If you want a career in HR, you better think twice. The HR landscape will change dramatically in the coming years. The more general jobs will largely disappear, and specialist jobs will be dominant.
If, after careful considerations, you still choose a career in HR, what should you learn?
Below a first list that will keep you busy for a while (no guarantee for success). I did not include all the basics that you can find in the HR-handbook, because I assume you have covered those.
The future of work is in the east. If you have learned Chinese, this will be a great asset. Language skills are important anyway. We once had an intern who spoke five of six languages. In no time most of the international communication with our team went through her, and she nearly made us obsolete!
2. The tools for collaboration
Collaboration is important today and will be important in the future. Make sure you master all the tools of collaboration. Setting up and directing virtual meetings. Designing virtual workspaces. Understanding cultural differences.
Your value is largely determined by the value of your network. Your network in the organization where you work, and also outside. If an issue arises, are you able to quickly tap on your network to find people who can help you to find a solution? Networking can be learned, and it takes a deliberate effort to build and maintain your network.
Listening is probably the most important communication skill, and also the one that is very difficult to master. If you are a good listener, people will be attracted to you, because there is such a lack of good listeners.

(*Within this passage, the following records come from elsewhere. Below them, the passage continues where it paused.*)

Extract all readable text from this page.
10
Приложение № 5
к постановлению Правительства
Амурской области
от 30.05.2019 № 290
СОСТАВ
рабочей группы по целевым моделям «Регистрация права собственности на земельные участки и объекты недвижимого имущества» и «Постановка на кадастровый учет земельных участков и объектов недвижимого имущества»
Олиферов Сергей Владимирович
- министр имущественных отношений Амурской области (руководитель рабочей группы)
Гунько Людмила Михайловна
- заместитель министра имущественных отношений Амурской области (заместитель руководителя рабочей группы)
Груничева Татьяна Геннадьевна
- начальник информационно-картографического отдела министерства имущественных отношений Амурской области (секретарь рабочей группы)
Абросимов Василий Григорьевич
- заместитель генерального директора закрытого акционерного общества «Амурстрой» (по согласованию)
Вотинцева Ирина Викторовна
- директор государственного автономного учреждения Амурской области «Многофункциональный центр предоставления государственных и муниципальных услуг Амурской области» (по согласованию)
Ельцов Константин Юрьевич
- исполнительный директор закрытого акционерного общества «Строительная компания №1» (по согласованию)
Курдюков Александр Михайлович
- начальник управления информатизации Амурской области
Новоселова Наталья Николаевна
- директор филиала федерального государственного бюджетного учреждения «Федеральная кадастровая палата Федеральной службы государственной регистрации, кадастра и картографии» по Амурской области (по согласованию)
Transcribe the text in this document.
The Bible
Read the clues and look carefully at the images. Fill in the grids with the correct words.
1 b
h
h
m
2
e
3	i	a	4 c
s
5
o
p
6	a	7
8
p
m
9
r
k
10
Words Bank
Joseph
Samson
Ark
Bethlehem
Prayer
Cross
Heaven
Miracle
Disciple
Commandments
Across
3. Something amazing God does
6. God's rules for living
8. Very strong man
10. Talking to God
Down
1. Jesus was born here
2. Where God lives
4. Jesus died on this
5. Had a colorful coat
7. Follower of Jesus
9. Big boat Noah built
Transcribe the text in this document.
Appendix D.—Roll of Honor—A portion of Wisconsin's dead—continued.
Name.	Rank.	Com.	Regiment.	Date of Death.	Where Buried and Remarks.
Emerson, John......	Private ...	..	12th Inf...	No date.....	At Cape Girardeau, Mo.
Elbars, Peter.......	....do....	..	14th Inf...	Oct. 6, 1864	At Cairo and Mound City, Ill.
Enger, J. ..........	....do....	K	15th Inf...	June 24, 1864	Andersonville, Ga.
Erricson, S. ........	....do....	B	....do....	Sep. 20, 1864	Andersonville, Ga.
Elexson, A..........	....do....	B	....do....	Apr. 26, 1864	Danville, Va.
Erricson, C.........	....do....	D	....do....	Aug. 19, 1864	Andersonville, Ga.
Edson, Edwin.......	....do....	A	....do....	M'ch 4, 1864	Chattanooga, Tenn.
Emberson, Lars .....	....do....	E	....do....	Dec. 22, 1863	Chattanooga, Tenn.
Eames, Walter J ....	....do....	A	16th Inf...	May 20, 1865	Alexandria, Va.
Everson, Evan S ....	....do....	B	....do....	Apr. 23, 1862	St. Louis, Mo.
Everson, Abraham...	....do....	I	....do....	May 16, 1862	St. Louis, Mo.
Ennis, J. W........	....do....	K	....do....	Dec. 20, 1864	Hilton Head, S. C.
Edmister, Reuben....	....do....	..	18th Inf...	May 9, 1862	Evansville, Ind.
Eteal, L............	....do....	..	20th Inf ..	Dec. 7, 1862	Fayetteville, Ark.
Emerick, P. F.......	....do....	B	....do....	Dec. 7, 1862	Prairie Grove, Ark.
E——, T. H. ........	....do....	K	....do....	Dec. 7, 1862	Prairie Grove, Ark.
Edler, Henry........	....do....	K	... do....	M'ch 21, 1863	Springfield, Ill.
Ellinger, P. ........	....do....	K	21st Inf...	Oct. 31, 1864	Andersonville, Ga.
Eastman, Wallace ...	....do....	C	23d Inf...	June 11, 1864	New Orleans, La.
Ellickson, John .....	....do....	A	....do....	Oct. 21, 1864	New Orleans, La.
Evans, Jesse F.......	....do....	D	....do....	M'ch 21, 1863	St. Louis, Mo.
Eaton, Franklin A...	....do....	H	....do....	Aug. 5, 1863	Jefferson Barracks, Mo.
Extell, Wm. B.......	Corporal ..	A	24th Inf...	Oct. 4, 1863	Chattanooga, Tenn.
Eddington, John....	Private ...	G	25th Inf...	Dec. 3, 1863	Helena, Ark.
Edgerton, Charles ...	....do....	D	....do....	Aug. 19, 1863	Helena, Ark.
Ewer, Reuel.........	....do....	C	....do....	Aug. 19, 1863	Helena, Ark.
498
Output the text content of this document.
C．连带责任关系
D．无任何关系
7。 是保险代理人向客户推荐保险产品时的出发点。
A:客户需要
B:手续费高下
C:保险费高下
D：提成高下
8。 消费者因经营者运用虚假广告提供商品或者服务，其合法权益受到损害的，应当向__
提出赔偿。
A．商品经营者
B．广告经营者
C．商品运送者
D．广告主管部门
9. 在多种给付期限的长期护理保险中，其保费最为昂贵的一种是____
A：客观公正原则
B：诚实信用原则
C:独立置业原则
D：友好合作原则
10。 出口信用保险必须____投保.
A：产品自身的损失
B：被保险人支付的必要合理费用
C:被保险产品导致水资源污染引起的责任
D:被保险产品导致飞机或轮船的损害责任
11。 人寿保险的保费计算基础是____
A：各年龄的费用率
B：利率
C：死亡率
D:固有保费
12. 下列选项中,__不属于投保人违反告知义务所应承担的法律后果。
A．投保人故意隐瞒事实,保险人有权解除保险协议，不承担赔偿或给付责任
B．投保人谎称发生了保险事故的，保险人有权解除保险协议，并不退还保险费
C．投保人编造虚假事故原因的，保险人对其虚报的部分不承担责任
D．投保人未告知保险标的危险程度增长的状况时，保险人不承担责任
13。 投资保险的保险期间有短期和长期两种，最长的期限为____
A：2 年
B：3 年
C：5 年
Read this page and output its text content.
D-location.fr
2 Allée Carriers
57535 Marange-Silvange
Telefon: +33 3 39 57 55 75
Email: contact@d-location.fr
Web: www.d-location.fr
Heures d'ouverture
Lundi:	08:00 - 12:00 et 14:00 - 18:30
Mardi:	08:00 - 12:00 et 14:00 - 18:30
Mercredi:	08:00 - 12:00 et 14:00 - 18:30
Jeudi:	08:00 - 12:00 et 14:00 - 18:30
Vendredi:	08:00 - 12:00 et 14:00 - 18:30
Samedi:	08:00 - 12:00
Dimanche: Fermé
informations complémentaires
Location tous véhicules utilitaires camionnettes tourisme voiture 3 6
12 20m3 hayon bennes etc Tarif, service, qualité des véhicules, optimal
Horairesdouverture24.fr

For an explanation of the concept ‘antifragile’ I refer to an earlier blog post: “Global Collaboration, part 5: We need more antifragilista”. Antifragile is a new word invented by Nassim Taleb. “Some things benefit from shocks; they thrive and grow when exposed to volatility, randomness, disorder, and stressors and love adventure, risk and uncertainty”.
To grow and to flourish global companies will benefit from more people with antifragile characteristics (“Antifragilista”).
6. Social Media
To be successful in HR, and in fact in any leadership role, you need to be social media savvy. Today it is Yammer, Twitter, Facebook, Instagram, Snapchat and more. Tomorrow the social media landscape will be different, and you should be at the forefront, to help others.
7. A broad business knowledge
A broad business knowledge is required of every HR professional. It’s not about HR, but it’s about the business, and how HR can contribute. Only too often HR takes HR as the starting point, and not the business.
HR and Finance are growing closer together. HR can still learn a lot from the approach and tools of Finance. Drawing relevant information out of a big data pool requires specific skills. Talent management will continue to be important in the coming years. Talent management is about identification and development, but also very much about measurement. Where is the talent? How is talent performing? How can we make the best fit between the challenge at hand and the skills and wishes of the talent?
9. Building a team
It’s never about you alone, it’s always about you and your team. Are you able to build a strong team? Do people like to work with you? Are you able to attract and develop new talent?
Storytelling is increasingly important. If you have a plan, are you able to tell a story that will convince others? If you lead a team, are you able to tell a story that will engage the team to join you on the travel into unknown territory?
HR professionals need to be HR-architects. With the available modules, you have to design interventions that have the biggest impact with the least effort. You also have to design solutions that can be replicated, and that are viewed as attractive by others.
You cannot learn about other cultures and the world if you stay in your home country. Travel when you can. Become a global citizen.